The price of Bitcoin is showing signs of gaining momentum as the market anticipates the US Nonfarm Payroll data release. Investors and traders are closely observing this economic indicator, which is expected to significantly impact the market. The recent surge in Bitcoin’s price suggests growing optimism among market participants, who anticipate positive outcomes from the upcoming release.
The May Non-Farm Payroll Report’s forthcoming release has caught the cryptocurrency market’s attention, as the Bureau of Labor Statistics forecasts fewer jobs added than the previous month. This could have implications for the US dollar and, consequently, Bitcoin’s value. If the actual number exceeds the forecast, it could positively impact the US dollar, leading to downward pressure on Bitcoin’s value due to their indirect relationship. The market is also eagerly awaiting the release of the Unemployment Rate and Average Hourly Rate for May, as these factors will further influence the US dollar’s value.

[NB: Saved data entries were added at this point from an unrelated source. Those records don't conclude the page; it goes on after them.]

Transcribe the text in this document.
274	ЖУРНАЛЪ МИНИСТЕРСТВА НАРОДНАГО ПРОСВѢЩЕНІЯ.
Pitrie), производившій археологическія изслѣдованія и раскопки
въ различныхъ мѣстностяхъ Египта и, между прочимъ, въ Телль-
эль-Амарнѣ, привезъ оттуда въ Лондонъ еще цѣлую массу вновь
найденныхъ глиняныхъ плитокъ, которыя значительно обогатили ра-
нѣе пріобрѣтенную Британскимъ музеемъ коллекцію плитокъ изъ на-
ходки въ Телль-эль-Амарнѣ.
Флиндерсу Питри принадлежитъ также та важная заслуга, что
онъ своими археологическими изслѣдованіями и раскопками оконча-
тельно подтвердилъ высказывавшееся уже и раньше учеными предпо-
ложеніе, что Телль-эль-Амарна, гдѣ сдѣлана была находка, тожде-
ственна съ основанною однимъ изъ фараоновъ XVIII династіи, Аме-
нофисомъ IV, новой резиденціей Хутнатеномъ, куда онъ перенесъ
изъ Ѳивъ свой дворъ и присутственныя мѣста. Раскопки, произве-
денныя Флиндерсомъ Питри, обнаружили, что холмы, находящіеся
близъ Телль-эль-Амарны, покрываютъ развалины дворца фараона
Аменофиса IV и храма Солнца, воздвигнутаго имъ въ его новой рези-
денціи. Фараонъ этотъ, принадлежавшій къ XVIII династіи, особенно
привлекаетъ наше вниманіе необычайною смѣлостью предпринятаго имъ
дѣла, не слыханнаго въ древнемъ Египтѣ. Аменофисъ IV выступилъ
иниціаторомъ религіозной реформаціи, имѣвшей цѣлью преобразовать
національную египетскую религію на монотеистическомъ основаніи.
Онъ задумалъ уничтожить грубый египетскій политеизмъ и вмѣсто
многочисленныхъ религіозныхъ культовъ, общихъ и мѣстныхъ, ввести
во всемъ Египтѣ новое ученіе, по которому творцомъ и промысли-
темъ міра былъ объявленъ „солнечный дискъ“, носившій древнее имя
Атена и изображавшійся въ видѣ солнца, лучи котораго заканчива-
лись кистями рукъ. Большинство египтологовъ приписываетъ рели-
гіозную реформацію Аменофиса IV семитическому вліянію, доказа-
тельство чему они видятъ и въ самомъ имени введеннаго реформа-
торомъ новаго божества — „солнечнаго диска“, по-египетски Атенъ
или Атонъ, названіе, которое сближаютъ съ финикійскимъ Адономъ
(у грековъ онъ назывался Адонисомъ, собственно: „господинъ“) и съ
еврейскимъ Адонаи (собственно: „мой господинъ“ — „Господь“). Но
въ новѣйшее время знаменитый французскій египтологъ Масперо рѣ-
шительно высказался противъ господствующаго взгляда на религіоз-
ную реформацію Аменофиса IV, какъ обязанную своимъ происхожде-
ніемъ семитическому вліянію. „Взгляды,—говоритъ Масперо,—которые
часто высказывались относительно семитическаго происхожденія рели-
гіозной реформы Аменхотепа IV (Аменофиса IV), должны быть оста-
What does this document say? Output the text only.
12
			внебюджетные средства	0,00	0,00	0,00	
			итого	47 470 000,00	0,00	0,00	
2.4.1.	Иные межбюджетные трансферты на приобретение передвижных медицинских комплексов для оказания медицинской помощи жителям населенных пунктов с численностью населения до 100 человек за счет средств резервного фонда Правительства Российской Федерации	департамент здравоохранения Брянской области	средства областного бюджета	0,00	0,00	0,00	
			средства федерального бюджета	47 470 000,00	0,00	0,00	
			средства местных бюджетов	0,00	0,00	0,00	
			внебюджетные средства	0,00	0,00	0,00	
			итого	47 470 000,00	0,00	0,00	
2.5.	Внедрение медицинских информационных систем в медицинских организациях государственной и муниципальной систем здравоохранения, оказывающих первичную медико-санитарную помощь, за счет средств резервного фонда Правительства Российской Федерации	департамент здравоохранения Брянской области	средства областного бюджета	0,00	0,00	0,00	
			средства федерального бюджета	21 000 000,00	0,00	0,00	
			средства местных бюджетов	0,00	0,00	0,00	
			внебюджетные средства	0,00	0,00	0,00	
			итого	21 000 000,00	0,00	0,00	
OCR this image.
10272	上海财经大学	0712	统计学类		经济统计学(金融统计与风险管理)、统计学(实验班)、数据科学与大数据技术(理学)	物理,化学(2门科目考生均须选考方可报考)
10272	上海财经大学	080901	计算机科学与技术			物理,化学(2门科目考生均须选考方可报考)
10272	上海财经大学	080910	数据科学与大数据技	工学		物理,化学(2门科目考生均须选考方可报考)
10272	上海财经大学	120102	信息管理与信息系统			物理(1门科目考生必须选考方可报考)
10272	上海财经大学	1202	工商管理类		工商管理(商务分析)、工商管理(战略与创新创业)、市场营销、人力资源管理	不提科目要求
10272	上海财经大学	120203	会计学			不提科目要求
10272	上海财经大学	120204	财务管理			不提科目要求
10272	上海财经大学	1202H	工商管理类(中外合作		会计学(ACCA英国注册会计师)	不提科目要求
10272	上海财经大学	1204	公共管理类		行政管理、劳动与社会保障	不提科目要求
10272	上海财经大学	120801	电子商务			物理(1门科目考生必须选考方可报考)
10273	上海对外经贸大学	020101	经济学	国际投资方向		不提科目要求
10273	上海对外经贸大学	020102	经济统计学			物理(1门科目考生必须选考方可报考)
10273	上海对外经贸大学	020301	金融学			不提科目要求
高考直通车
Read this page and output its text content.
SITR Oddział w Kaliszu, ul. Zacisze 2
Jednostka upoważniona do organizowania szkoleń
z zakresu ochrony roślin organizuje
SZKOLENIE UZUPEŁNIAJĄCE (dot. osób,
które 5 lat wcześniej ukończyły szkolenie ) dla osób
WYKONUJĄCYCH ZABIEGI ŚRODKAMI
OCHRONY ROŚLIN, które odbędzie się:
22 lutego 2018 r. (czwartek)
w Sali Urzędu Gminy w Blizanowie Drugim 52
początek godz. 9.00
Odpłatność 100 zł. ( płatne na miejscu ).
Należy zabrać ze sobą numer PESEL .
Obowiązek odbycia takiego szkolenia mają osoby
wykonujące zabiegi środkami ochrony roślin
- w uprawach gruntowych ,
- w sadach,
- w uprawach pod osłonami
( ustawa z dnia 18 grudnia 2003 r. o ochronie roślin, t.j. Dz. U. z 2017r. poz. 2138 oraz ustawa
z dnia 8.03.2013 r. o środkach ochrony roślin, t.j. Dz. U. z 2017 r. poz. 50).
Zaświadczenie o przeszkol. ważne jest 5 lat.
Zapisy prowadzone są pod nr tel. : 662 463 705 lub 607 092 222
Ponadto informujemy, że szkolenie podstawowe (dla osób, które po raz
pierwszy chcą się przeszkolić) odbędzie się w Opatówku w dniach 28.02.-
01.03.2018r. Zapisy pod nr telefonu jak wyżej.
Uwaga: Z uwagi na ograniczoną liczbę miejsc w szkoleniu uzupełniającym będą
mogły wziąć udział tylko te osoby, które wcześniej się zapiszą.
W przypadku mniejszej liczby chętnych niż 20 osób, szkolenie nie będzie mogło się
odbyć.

Even with a 44% decline in mining profitability over the past year, cryptocurrency mining companies continue to build and increase their production. For example, American Bitcoin mining company CleanSpark recently purchased 12,500 new Antminer S19 XP units for approximately $40.5 million, at a price below the market average. This acquisition has coincided with the all-time high level of Bitcoin mining difficulty, which has added further pressure on BTC miners already grappling with the growing use of artificial intelligence in mining operations. CleanSpark’s expansion efforts underscore the company’s commitment to Bitcoin mining and provided a modest boost to BTC prices during the early trading hours of Friday’s session.
Meanwhile, the US Commodity Futures Trading Commission (CFTC) is reassessing its risk management regulations, particularly in light of the high-risk nature of advanced technologies such as AI, cloud services, and digital assets. Commissioner Christy Goldsmith Romero proposed modifications requiring companies to be prepared for crypto volatility and the associated risks of holding clients’ digital assets. As digital assets integrate with banks and brokers, the potential risks associated with brokers holding clients’ property in stablecoins or other digital assets could introduce unique and unknown risks.
During the Asian session on Friday, Bitcoin bounced back from the 26,620 level, signaling bullish momentum. This rebound is consistent with previous predictions for Bitcoin’s price movement. Currently, Bitcoin is likely to face resistance around the 27,275 level, which aligns with the previously established 61.8% Fibonacci retracement level. The Relative Strength Index (RSI) and Moving Average Convergence Divergence (MACD) indicators suggest a high likelihood of sustained upward momentum on shorter timeframes. However, a downtrend line on the daily timeframe may limit Bitcoin’s upward movement around the 27,275 level. A decisive breakthrough above this trend line could set the stage for further gains towards the 27,499 level and $28,000.